A Modern Jade Jewelry Collection You Can Literally Eat

by Diana Tsui
Originally Published: 

Women eating wearing jade jewelry
Photograph by Jarod Wang and Sam McGuire

For Humberto Leon, co-founder of Opening Ceremony, creative projects always turn into a family affair. Even before opening up Chifa, the Peruvian-Chinese restaurant that he and his family own in Los Angeles, the fashion world was familiar with his mom, Wendy. She not only served her signature soy sauce chicken at a fashion week party for Kenzo but also took a turn modeling for both of her son’s brands. So it’s no surprise that his latest endeavor draws inspiration from Popo Wendy, as she’s known to everyone (Popo is Cantonese for grandmother).

Launching today on Chifa’s site, Leon partnered up with candy artist Sweet Saba by Maayan Zilberman to create a capsule collection of edible jewelry inspired by Popo Wendy’s jade collection. “My mom grew up poor in China but her family would give her jade over the years at important events like funerals. She carried the pieces with her, first to Peru and then to the United States, where she only brings them out for special occasions now,” he explains. These heirlooms were then transformed by Zilberman into peach and lychee flavored versions of Popo Wendy’s array of bangles, pendants, and rings. The 88-piece drop (the number is deliberate as 8 sounds like fortune or wealth in Chinese) can be eaten or worn like real jewelry, as they’re mounted on gold vermeil.

Popo Wendy, Rica Leon, and Coltrane Liu photographed by Jarod Wang and Sam McGuire

In East and South East Asian cultures, jade is traditionally prized above gold or diamonds and considered a source of fortune and protection, frequently being carved into the religious shapes like that of the Buddha or other traditional ancestral gods and Bodhisattvas. Passed down through the generations, acquiring pieces signified wealth and the promise of a more prosperous future. “My mom imbued me with the importance of jade. She gave a necklace to me at birth and I've worn it every day. It's in all of my school pictures and it's gotten greener over time,” Leon explains. “She said it’s where I hold my luck.”

Coltrane Liu photographed by Jarod Wang and Sam McGuire

In a departure from its traditional and serious roots, Leon wanted to personalize jade to better represent his family’s unique sense of humor. “We’re very lighthearted, so we like tradition while still having fun,” he explains of the irreverent approach which includes both traditional pieces like bangles and circular Bi pendants (a traditional shape that dates back to Neolithic times and represents heaven in Chinese culture) to playful oversized rings shaped like giant bok choy or strawberries. Priced between $30 and $45, Leon’s version is also significantly more affordable than the real pieces, which can run anywhere from hundreds to thousands of dollars for high quality jade.

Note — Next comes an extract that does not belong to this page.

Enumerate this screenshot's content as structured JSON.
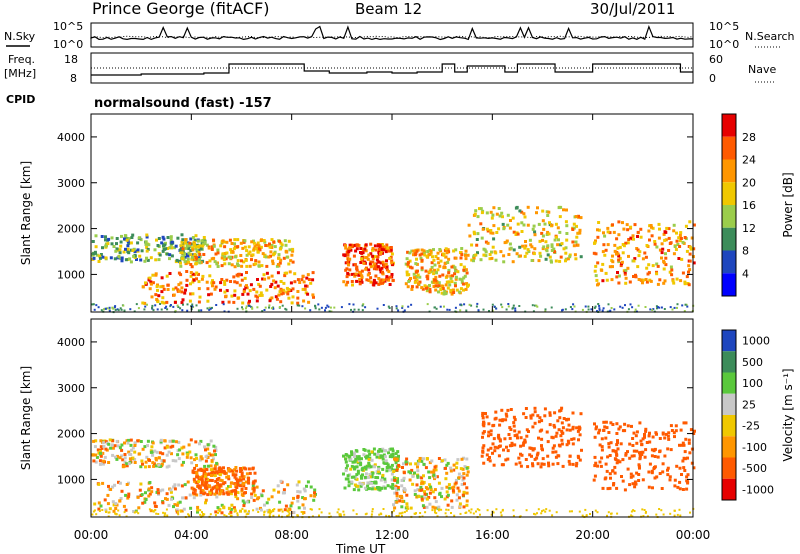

Photograph by Jarod Wang and Sam McGuire

While the idea might be playful, Zilberman approached the process with respect. She worked closely with Leon and his family to examine all of Popo Wendy’s jewelry collection, some of which were centuries old. “I had a visceral reaction meeting her because she's so strong, beautiful and a force,” explains Zilberman. The two discovered commonalities, particularly in the way jade is traditionally buried with its owner for a period of time, before being exhumed and given to the surviving family. “I started Sweet Saba as an art project, inspired by a dream I had as a kid about burying my precious belongings in the ground only for them to turn into candy,” says Zilberman.

Pieces from the collection photographed by Jarod Wang and Sam McGuire

It’s evident Zilberman did her homework, as the collaboration bears an uncanny resemblance to genuine jade, down to the color gradations. No two are alike, a nod to how in real life a good jewelry salesperson would slip on various pieces to figure out which best suited your skin tone. Leon and Zilberman even include the red string necklace, which is another traditional element, with the Bi disc pendant. “My mom has specific braiding techniques on how to wear it so we made a little kit so that my mom could explain it to people,” says Leon. While you can eat it or wear it, every piece also comes with an acrylic box that can be used for display purposes.

To highlight the jewelry, Leon decided to shoot the pieces on three generations of his family: Popo Wendy, his sister Rica Leon, and his niece, Coltrane Liu. Clad in cheongsams, the three pose over a meal, showcasing the passing of rituals from one generation to the next. “We've gone through this era of trying to assimilate and be American but it’s time to embrace tradition and customs. I want to represent my heritage and bring that to the cultural landscape,” Leon says.

Spike Jonze photographed by Jarod Wang and Sam McGuire

The jewelry was also photographed on friends like the director Spike Jonze, to highlight that the pieces are for everyone, as a way to invite them to celebrate Leon’s Chinese culture. Is he concerned that mainstream acceptance waters down the meaning of the jewelry? “As people who know about this tradition, it's never a fad. This is just part of our heritage and it'll be around forever,” he replied. Zilberman adds, “[Because it’s candy] it also becomes part of you as you eat it and there's something really intimate and poetic about that.” What’s more indicative of acceptance than literally embracing it into your body?